Table of Contents

Loss Functions
#

Mean Square Error (MSE):

$$ L_{MSE} = \frac{1}{n} \sum_{i} (y_i - q_i)^2 \tag{1} $$

Cross-Entropy (CE):

$$ L_{CE} = -\sum_{i} y_i \log(q_i) \tag{2} $$

Key Differences
#

Geometric Foundation
#

  • MSE: Based on Euclidean distance (L2 norm)
  • Cross-Entropy: Based on “Information Geometry”

Computational Approach
#

MSECross-Entropy
Distance calculation on flat 2D planeDirectional calculation on curved probability manifold
Additive errorMultiplicative probability

One-Hot Encoding Impact
#

With one-hot encoding:

  • MSE: Computes errors for all classes (including unnecessary calculations)
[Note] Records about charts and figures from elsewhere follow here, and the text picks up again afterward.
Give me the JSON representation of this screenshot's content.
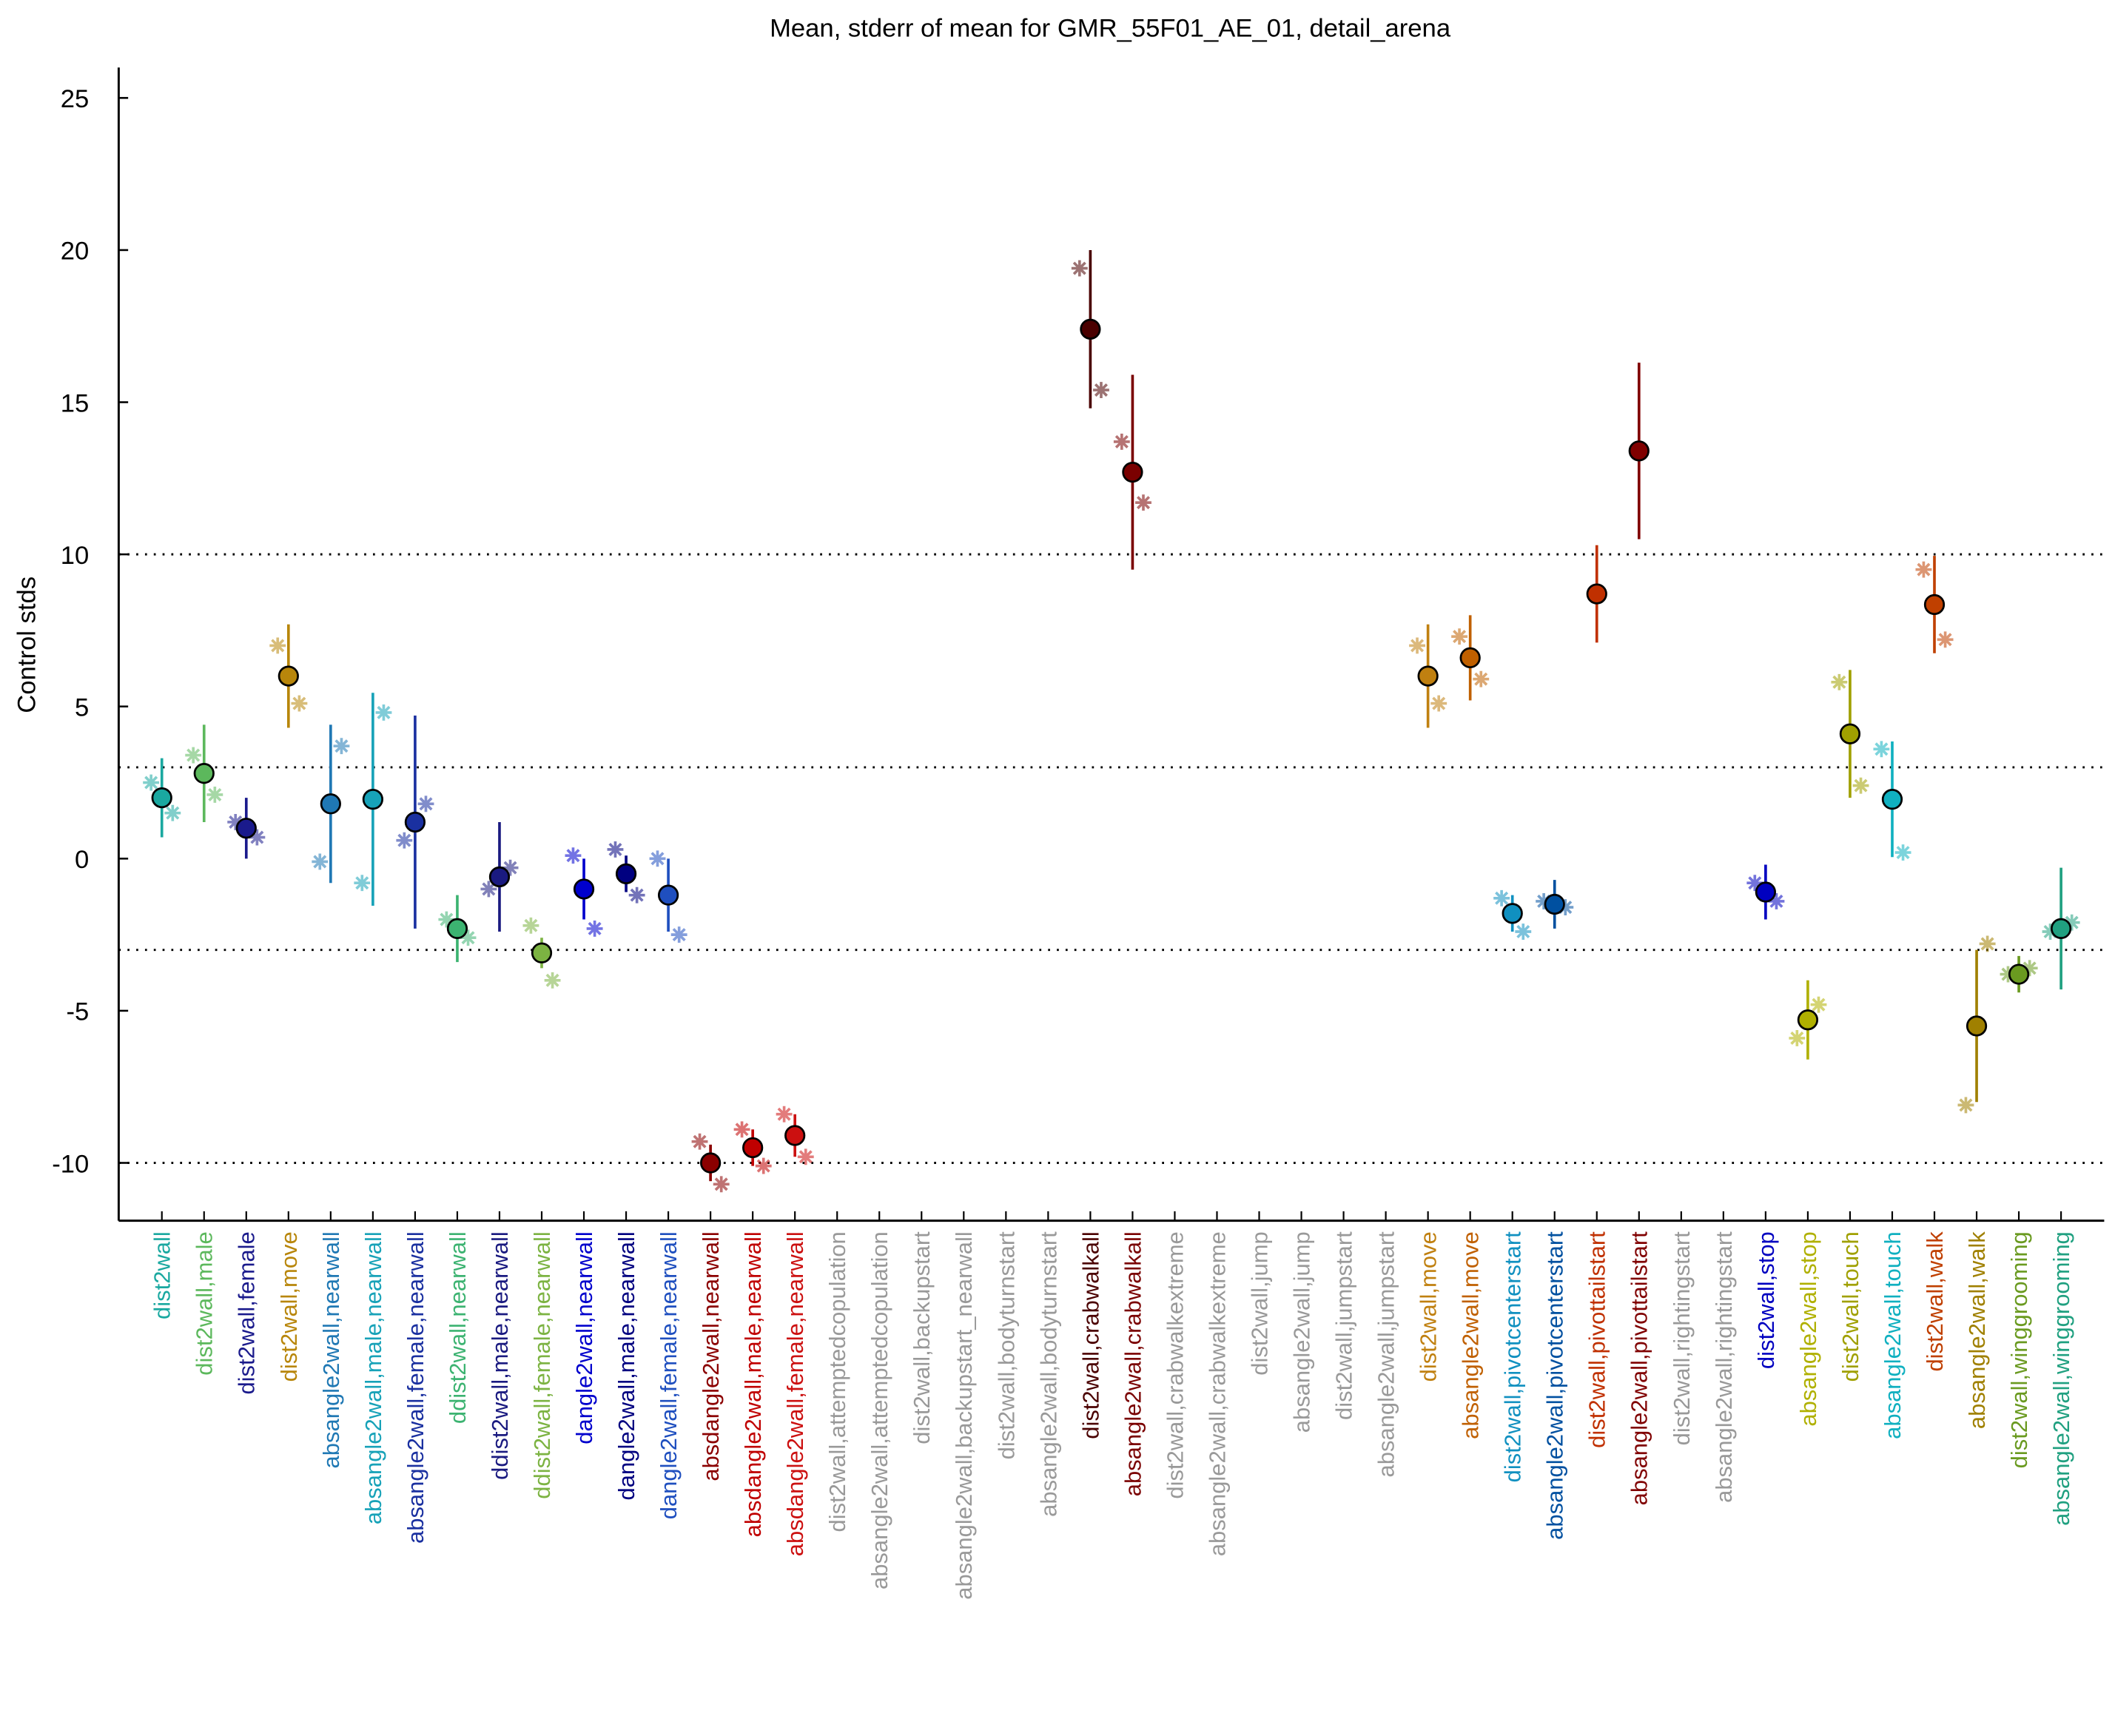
{
  "chart_data": {
    "type": "errorbar",
    "title": "Mean, stderr of mean for GMR_55F01_AE_01, detail_arena",
    "y_label": "Control stds",
    "ylim": [
      -11.9,
      26
    ],
    "yticks": [
      -10,
      -5,
      0,
      5,
      10,
      15,
      20,
      25
    ],
    "reference_lines": [
      -10,
      -3,
      3,
      10
    ],
    "categories": [
      "dist2wall",
      "dist2wall,male",
      "dist2wall,female",
      "dist2wall,move",
      "absangle2wall,nearwall",
      "absangle2wall,male,nearwall",
      "absangle2wall,female,nearwall",
      "ddist2wall,nearwall",
      "ddist2wall,male,nearwall",
      "ddist2wall,female,nearwall",
      "dangle2wall,nearwall",
      "dangle2wall,male,nearwall",
      "dangle2wall,female,nearwall",
      "absdangle2wall,nearwall",
      "absdangle2wall,male,nearwall",
      "absdangle2wall,female,nearwall",
      "dist2wall,attemptedcopulation",
      "absangle2wall,attemptedcopulation",
      "dist2wall,backupstart",
      "absangle2wall,backupstart_nearwall",
      "dist2wall,bodyturnstart",
      "absangle2wall,bodyturnstart",
      "dist2wall,crabwalkall",
      "absangle2wall,crabwalkall",
      "dist2wall,crabwalkextreme",
      "absangle2wall,crabwalkextreme",
      "dist2wall,jump",
      "absangle2wall,jump",
      "dist2wall,jumpstart",
      "absangle2wall,jumpstart",
      "dist2wall,move",
      "absangle2wall,move",
      "dist2wall,pivotcenterstart",
      "absangle2wall,pivotcenterstart",
      "dist2wall,pivottailstart",
      "absangle2wall,pivottailstart",
      "dist2wall,rightingstart",
      "absangle2wall,rightingstart",
      "dist2wall,stop",
      "absangle2wall,stop",
      "dist2wall,touch",
      "absangle2wall,touch",
      "dist2wall,walk",
      "absangle2wall,walk",
      "dist2wall,winggrooming",
      "absangle2wall,winggrooming"
    ],
    "colors": [
      "#1aa8a0",
      "#5cb85c",
      "#1a1a8c",
      "#b8860b",
      "#1f78b4",
      "#17a2b8",
      "#1a30a0",
      "#3cb371",
      "#1a1a80",
      "#7cb342",
      "#0000cd",
      "#000080",
      "#1f4fbf",
      "#8b0000",
      "#c00000",
      "#cc1010",
      "#999999",
      "#999999",
      "#999999",
      "#999999",
      "#999999",
      "#999999",
      "#4a0000",
      "#7a0000",
      "#999999",
      "#999999",
      "#999999",
      "#999999",
      "#999999",
      "#999999",
      "#c08010",
      "#c06000",
      "#1090c0",
      "#0050a0",
      "#c03000",
      "#800000",
      "#999999",
      "#999999",
      "#0000c0",
      "#b0b000",
      "#a0a000",
      "#10b0c0",
      "#c04000",
      "#a08000",
      "#6a9a20",
      "#20a080"
    ],
    "values": [
      2.0,
      2.8,
      1.0,
      6.0,
      1.8,
      1.95,
      1.2,
      -2.3,
      -0.6,
      -3.1,
      -1.0,
      -0.5,
      -1.2,
      -10.0,
      -9.5,
      -9.1,
      null,
      null,
      null,
      null,
      null,
      null,
      17.4,
      12.7,
      null,
      null,
      null,
      null,
      null,
      null,
      6.0,
      6.6,
      -1.8,
      -1.5,
      8.7,
      13.4,
      null,
      null,
      -1.1,
      -5.3,
      4.1,
      1.95,
      8.35,
      -5.5,
      -3.8,
      -2.3
    ],
    "errors": [
      1.3,
      1.6,
      1.0,
      1.7,
      2.6,
      3.5,
      3.5,
      1.1,
      1.8,
      0.5,
      1.0,
      0.6,
      1.2,
      0.6,
      0.6,
      0.7,
      null,
      null,
      null,
      null,
      null,
      null,
      2.6,
      3.2,
      null,
      null,
      null,
      null,
      null,
      null,
      1.7,
      1.4,
      0.6,
      0.8,
      1.6,
      2.9,
      null,
      null,
      0.9,
      1.3,
      2.1,
      1.9,
      1.6,
      2.5,
      0.6,
      2.0
    ],
    "star_left": [
      2.5,
      3.4,
      1.2,
      7.0,
      -0.1,
      -0.8,
      0.6,
      -2.0,
      -1.0,
      -2.2,
      0.1,
      0.3,
      0.0,
      -9.3,
      -8.9,
      -8.4,
      null,
      null,
      null,
      null,
      null,
      null,
      19.4,
      13.7,
      null,
      null,
      null,
      null,
      null,
      null,
      7.0,
      7.3,
      -1.3,
      -1.4,
      null,
      null,
      null,
      null,
      -0.8,
      -5.9,
      5.8,
      3.6,
      9.5,
      -8.1,
      -3.8,
      -2.4
    ],
    "star_right": [
      1.5,
      2.1,
      0.7,
      5.1,
      3.7,
      4.8,
      1.8,
      -2.6,
      -0.3,
      -4.0,
      -2.3,
      -1.2,
      -2.5,
      -10.7,
      -10.1,
      -9.8,
      null,
      null,
      null,
      null,
      null,
      null,
      15.4,
      11.7,
      null,
      null,
      null,
      null,
      null,
      null,
      5.1,
      5.9,
      -2.4,
      -1.6,
      null,
      null,
      null,
      null,
      -1.4,
      -4.8,
      2.4,
      0.2,
      7.2,
      -2.8,
      -3.6,
      -2.1
    ]
  }
}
    $$ (0 - q_{incorrect})^2 $$
  • Cross-Entropy: Only computes probability of correct class

    $$ -\log(q_{correct}) $$

Convergence Behavior
#

As training progresses and correct probability approaches 1:

$$ \lim_{q_{correct} \to 1} -\log(q_{correct}) = -\log(1) = 0 $$

Cross-Entropy loss naturally converges to 0.